For those who didn't burn their fingers in the late 80s with the new CMOS PALs here is my first hand experience.
All bipolar devices such as 74LS, 16L8 and similar, when they said that the maximum propagation delay was, say, 15ns then that was true. BUT it was also true that the MINIMUM propagation delay was also never less than about 12ns, and was marked on the data sheet. This is simply not true of CMOS devices other than 4000. A CMOS PAL would have the same maximum propagation delay of 15ns, but the data sheets never mentioned a minimum. Why, because it could be 1ns. The safest way to regard the propagation delays of CMOS devices is as the maximum SKEW between any two outputs.

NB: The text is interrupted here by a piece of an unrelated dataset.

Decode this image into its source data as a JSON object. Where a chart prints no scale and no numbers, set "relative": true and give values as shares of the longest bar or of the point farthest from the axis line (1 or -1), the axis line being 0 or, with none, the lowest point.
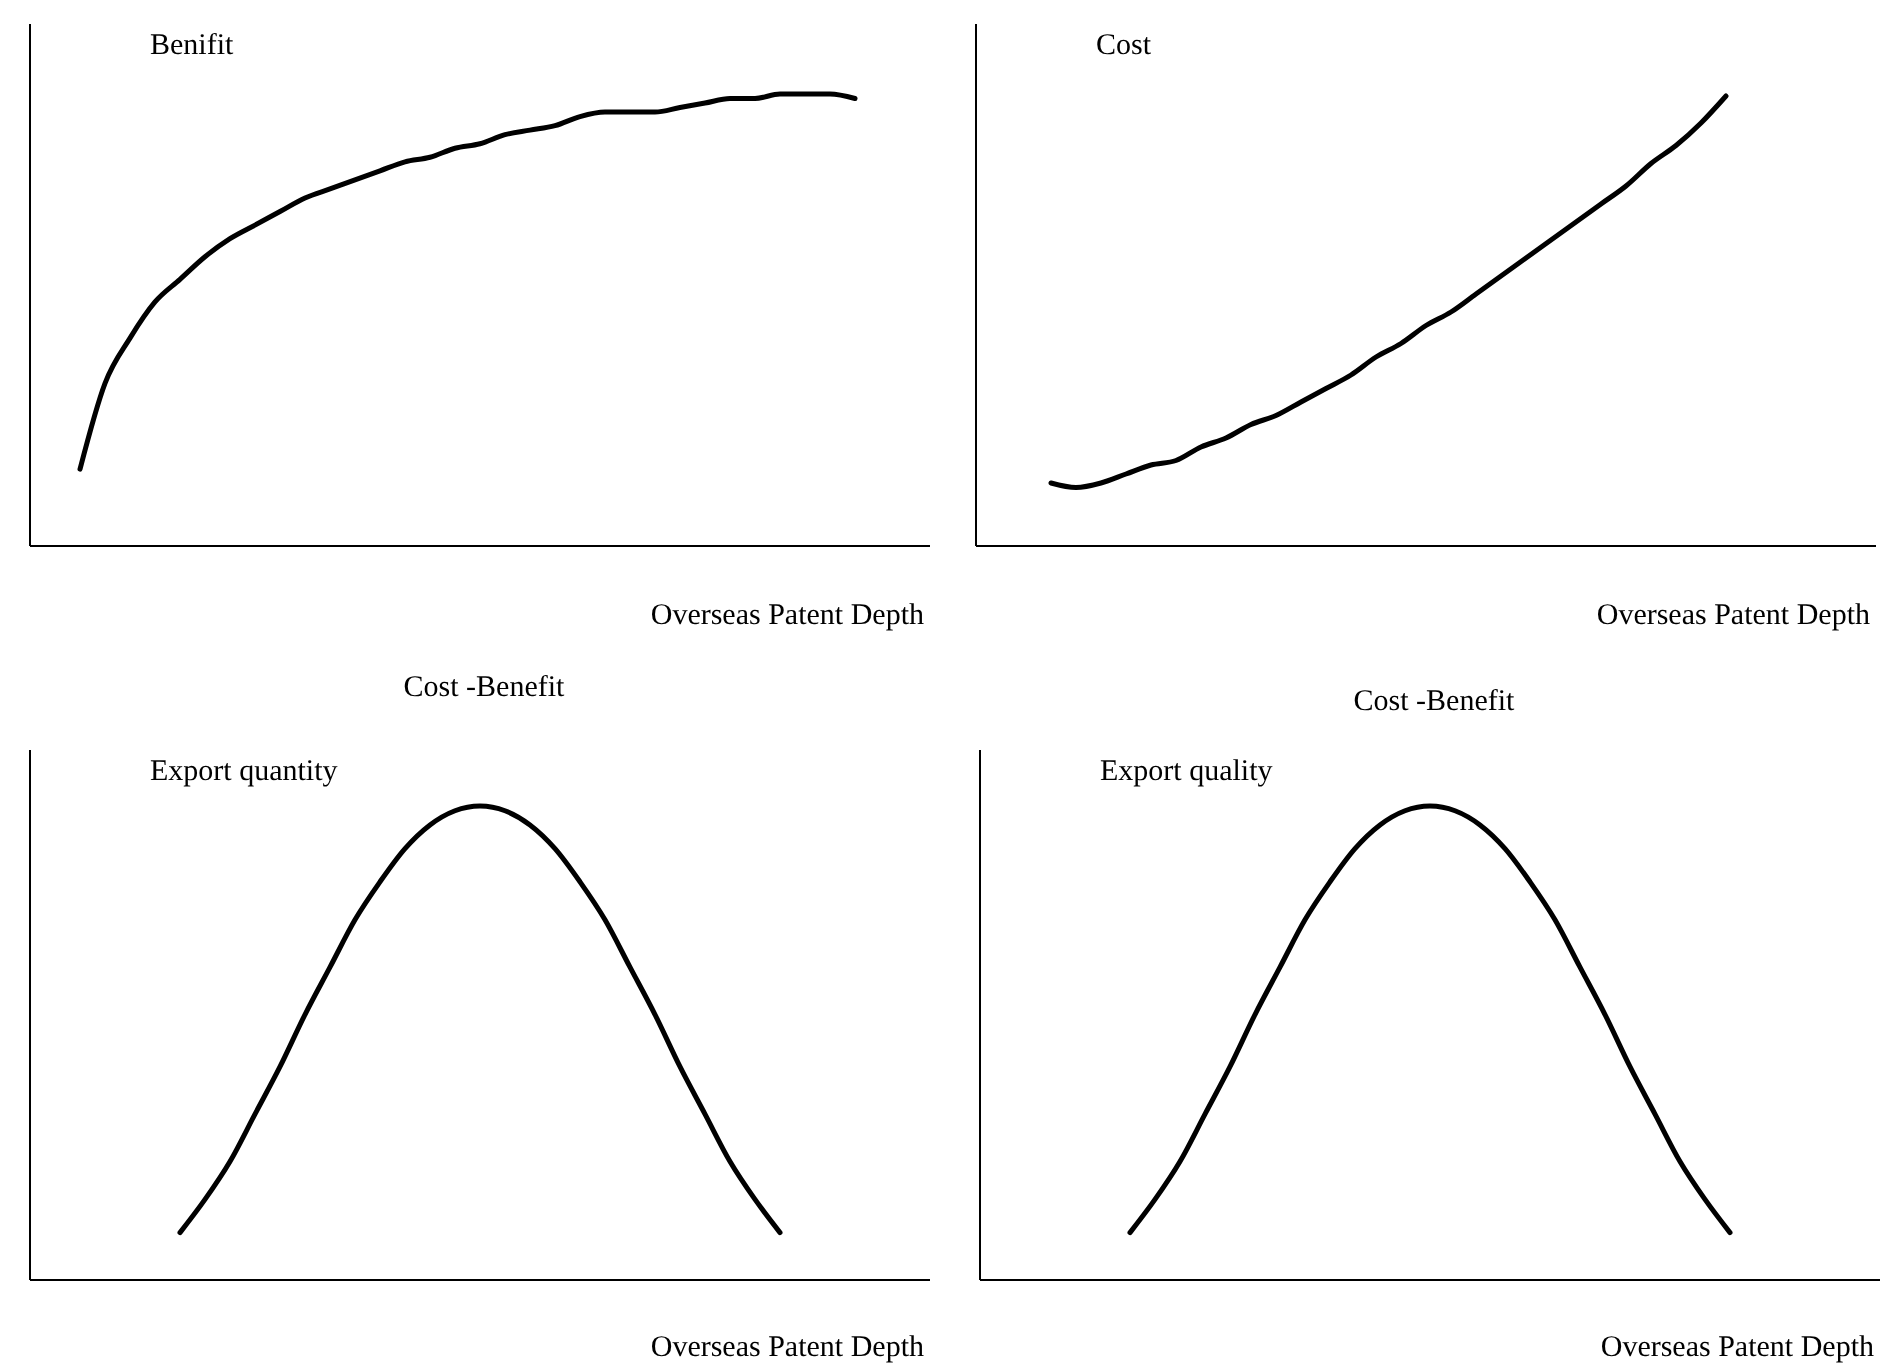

This is more a case for PALs than logic. I have sat at a scope looking at outputs from PALs that did exhibit this amount of skew, something that bipolar devices NEVER showed.
I also think that they used to make CMOS logic, test it, and the failed devices were labelled as the slower family. I was using 74HC244s as DRAM address multiplexers, one manufacturer was showing 12ns or so, the other was 2ns. That was FC speed, not HC speed.
So, if you are repairing old computers with bipolar logic, don't use CMOS unless you can fault find to chip level. Don't forget that an edge speed of 2ns is a bandwidth of 170MHz.